After telling advertisers who fled X (f.k.a. Twitter) — over a tweet so abhorrent and anti-semitic that the White House condemned it — to “go fuck themselves,” X CEO Elon Musk has apologized, changed the way he’s posted on X, and won back all the business he’s lost and then some is now attempting to sue those very same advertisers. Couldn’t make it up if we tried.
Less than a year ago, in November 2023, Elon Musk was on stage at the Dealbook summit, in conversation with Dealbook founder — and perhaps America’s preeminent financial journalist — Andrew Ross Sorkin, apologizing for tweeting about a racist conspiracy as “the actual truth,” a tweet that caused advertisers to flee X en masse. Over the course of this apology, he called Andrew Ross Sorkin “Jonathan,” gave Disney CEO Bob Iger the middle finger, and then sent advertisers who opted out of spending money a very clear message. As a reminder, the exact exchange, beginning with Sorkin referring to the offending tweet:
Sorkin: This had been said online, there was all of the criticism, there were advertisers leaving, we talked to Bob Iger—
Musk: I hope they stop.
Sorkin: You hope they—?
Musk: Don’t advertise.
Sorkin: You don’t want them to advertise?
Musk: No.
Sorkin: What do you mean?
Musk: If somebody’s gonna try to blackmail me with advertising? Blackmail me with money? Go fuck yourselves.
Sorkin: But….
Musk: Go. Fuck. Yourselves.
Since then, Elon’s been on a whiplash-inducing tour de force. In June, just two months ago, after X lost record revenues from the advertiser exodus, Musk admitted that he does “shoot [himself] in the foot from time to time,” and begged those same advertisers to come back. A month later, he publicly wished criminal prosecution upon them.
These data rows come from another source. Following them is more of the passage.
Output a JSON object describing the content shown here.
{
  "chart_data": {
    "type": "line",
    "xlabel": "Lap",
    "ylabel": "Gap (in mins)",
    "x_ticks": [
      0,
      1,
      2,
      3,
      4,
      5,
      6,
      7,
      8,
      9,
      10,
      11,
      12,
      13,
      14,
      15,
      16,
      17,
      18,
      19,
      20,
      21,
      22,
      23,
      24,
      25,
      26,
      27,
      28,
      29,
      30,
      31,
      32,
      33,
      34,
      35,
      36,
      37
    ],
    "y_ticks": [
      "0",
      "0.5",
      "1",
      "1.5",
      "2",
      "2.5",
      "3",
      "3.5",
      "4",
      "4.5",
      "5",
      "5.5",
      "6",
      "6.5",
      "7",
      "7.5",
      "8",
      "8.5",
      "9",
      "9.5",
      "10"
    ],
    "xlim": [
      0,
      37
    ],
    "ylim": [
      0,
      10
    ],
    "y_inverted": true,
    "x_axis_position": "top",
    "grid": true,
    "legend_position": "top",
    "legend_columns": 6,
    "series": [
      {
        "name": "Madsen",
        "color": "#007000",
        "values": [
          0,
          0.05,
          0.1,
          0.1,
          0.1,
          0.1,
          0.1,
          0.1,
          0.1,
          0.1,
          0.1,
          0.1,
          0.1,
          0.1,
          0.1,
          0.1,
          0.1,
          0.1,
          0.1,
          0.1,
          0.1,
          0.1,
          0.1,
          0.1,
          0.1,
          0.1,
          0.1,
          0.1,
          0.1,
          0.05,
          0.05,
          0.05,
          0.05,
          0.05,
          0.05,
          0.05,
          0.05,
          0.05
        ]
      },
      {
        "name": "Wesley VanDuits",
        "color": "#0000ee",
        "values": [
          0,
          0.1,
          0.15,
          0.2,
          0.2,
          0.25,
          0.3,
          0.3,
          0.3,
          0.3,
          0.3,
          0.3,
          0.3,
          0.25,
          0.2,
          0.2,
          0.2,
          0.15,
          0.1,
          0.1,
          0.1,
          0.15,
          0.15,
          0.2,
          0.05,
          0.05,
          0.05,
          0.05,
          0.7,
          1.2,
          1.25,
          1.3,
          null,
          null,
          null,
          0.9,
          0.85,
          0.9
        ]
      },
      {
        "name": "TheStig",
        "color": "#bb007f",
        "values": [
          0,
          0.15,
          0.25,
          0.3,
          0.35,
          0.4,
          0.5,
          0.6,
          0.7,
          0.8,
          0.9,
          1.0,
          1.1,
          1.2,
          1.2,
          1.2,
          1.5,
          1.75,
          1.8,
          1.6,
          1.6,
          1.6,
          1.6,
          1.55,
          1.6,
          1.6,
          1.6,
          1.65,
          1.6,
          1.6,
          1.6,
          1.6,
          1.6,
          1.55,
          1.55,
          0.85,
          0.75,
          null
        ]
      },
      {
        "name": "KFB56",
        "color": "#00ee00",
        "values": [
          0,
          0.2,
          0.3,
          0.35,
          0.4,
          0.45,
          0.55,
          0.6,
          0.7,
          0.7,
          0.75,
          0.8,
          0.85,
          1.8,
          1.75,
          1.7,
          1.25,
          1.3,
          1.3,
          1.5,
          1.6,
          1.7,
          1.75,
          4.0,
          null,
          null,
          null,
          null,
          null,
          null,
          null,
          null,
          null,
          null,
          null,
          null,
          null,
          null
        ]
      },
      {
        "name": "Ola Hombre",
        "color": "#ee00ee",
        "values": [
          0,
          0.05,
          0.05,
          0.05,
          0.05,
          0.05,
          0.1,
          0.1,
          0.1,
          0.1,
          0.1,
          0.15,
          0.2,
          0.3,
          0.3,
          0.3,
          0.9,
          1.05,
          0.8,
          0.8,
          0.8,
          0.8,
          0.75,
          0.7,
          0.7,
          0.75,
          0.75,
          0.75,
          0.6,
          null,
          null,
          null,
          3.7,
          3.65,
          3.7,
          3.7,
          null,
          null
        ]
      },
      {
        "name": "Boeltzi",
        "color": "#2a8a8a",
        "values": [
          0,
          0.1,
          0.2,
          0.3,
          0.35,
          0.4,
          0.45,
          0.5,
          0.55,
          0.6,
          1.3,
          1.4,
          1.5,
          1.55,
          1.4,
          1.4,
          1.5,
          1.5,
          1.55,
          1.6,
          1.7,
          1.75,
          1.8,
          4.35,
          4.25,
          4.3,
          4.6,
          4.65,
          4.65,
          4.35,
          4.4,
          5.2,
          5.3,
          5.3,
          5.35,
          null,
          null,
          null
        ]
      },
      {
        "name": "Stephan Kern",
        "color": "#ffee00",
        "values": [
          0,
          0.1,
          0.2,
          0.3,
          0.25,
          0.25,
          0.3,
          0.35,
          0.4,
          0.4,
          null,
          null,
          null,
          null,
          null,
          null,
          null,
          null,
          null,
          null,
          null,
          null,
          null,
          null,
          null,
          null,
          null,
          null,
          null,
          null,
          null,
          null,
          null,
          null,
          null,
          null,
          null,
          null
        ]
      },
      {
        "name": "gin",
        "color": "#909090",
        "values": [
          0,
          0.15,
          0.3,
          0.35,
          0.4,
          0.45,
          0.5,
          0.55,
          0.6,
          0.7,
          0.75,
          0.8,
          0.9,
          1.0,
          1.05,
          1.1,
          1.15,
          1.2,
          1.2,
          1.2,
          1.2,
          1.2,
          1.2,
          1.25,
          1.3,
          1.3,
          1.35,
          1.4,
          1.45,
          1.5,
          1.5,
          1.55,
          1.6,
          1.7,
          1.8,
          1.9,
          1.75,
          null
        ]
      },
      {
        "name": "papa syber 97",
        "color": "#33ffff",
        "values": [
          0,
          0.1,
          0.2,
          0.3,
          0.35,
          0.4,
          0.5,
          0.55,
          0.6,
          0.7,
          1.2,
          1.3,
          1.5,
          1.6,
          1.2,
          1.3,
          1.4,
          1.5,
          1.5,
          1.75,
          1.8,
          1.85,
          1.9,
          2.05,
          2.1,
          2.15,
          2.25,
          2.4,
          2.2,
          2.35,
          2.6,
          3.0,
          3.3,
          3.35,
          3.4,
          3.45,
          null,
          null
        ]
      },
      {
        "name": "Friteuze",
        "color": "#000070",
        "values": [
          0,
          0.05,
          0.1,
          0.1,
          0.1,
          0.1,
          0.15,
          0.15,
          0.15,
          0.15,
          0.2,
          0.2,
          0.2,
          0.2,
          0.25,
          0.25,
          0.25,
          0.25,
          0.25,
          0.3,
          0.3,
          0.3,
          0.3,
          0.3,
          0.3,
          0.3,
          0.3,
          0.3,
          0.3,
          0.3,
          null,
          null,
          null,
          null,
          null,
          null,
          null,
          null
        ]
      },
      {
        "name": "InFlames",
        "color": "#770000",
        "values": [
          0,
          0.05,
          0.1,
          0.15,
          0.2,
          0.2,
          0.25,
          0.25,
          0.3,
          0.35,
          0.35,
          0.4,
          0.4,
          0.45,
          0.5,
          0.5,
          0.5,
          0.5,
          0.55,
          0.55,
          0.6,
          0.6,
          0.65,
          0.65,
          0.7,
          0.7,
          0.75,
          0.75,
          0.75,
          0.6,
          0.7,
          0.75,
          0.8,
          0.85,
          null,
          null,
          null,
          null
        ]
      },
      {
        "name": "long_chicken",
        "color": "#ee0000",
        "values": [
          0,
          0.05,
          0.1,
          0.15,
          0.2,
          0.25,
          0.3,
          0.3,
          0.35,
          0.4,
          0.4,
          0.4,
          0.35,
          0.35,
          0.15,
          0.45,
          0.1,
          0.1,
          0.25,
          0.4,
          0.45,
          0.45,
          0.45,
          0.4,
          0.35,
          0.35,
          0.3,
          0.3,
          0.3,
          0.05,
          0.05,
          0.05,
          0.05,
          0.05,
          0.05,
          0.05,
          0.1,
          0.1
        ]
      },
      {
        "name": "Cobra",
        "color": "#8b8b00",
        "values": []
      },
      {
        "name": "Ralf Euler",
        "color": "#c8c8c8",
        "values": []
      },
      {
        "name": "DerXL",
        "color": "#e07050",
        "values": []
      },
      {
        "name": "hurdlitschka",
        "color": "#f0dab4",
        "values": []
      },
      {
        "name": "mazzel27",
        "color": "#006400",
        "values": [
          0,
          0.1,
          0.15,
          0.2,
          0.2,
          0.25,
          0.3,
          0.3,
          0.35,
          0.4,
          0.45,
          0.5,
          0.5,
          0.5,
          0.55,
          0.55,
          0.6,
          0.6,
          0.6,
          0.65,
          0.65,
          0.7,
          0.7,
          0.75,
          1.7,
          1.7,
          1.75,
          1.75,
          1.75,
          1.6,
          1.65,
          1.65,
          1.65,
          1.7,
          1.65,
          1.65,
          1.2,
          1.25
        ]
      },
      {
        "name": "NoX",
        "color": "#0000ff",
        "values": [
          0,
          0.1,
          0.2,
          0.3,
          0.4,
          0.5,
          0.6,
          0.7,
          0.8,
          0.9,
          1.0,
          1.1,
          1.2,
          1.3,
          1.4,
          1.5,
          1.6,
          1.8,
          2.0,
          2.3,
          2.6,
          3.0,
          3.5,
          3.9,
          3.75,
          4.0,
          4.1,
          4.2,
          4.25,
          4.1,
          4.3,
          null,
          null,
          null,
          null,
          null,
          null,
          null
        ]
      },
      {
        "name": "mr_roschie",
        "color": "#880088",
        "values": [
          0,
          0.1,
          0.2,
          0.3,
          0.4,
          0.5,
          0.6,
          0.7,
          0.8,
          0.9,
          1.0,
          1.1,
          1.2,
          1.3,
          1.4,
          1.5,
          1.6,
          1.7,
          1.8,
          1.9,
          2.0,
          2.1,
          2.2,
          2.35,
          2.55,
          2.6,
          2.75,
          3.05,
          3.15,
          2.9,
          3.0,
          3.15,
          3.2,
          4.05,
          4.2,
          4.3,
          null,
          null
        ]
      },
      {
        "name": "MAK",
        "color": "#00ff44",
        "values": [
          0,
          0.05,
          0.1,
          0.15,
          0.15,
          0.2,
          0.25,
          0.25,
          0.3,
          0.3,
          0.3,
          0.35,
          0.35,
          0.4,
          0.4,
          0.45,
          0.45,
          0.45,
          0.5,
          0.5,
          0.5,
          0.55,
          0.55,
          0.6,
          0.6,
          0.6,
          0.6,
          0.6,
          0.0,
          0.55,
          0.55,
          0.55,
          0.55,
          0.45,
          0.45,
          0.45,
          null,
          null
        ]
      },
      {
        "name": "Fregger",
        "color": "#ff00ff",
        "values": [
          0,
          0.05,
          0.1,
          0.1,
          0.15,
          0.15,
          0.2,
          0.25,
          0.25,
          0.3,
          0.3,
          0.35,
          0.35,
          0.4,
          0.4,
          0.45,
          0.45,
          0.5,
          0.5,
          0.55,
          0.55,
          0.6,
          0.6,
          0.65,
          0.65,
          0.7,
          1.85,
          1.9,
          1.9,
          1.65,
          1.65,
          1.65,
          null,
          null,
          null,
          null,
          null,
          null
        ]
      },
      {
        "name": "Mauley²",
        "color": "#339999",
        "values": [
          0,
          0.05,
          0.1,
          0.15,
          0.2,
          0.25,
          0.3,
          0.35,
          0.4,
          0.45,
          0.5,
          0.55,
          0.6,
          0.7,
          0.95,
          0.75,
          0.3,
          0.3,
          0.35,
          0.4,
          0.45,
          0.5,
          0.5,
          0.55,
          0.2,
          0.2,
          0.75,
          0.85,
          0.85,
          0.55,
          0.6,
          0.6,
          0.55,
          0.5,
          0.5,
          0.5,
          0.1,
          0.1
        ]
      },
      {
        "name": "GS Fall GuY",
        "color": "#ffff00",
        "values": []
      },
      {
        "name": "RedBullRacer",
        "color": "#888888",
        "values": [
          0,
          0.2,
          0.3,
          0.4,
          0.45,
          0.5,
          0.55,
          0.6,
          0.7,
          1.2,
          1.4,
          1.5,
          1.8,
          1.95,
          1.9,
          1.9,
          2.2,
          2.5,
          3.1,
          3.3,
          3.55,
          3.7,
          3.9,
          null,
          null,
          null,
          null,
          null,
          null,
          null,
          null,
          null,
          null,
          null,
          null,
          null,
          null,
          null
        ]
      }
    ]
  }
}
Now, less than a month after that, he’s attempting to sue those same advertisers. “We tried peace for 2 years, now it is war,” Musk tweeted, along with an open letter from X CEO Linda Yaccarino. In the letter, titled “An open letter to advertisers,” Yaccarino writes that “After a career in media and advertising, I thought I had seen everything.” If you think the sentence that follows invokes the logic-defying extra-reality dimension that is having Elon Musk for a boss, try again:
Then I read the U.S. House of Representatives Judiciary Committee’s report entitled “GARM’s (Global Alliance for Responsible Media) Harm” last month. The report disclosed that their investigation had found evidence of an illegal boycott against many companies, including X… That is why, today, X has filed an antitrust lawsuit against the Global Alliance for Responsible Media (GARM), the World Federation of Advertisers (WFA), and GARM members CVS Health, Mars, Orsted and Unilever.
So, yeah: Here comes an antitrust lawsuit from Musk and Co. over a congressional report which, we should note, comes from (A) a Republican-backed initiative led by the (Musk-blind) Ohio Rep. Jim Jordan, which (B) targets the Global Alliance for Responsible Media, an initiative to create globalized advertising standards by the World Economic Forum, which (C) Musk himself oversaw X rejoining in July. That clearly didn’t do the trick as far as bringing advertisers back goes, so now he’s resorting to the great American tradition that is litigation. Just for good measure, he’s also encouraging any company that feels “systematically boycotted” to file lawsuits alleging racketeering.
We here at Futurism Dot Com are by no means antitrust lawsuit experts, but will take the moment to casually observe that trade coalitions exist in all kinds of industries, which set best practices and standards for those industries, in the interest of those industries — this, alone, is not monopolistic behavior.
To wit, a coalition of companies creating a list of platforms whose CEOs tweet about racist conspiracies and tell those same companies to “go fuck themselves,” and a list of companies whose CEOs don’t tweet racist conspiracies and tell those same companies to “go fuck themselves,” and suggesting that as a group, they may be better off with the latter over the former, doesn’t strike us non-antitrust-suit experts here at Futurism Dot Com as violating antitrust, free speech, and racketeering statutes, but again, we didn’t go to law school. Shout out to those who did, though: Lucky for you, the Elon Musks of the world — contemptuous, loaded, out of options — are gonna keep you all in business for a long, long time to come.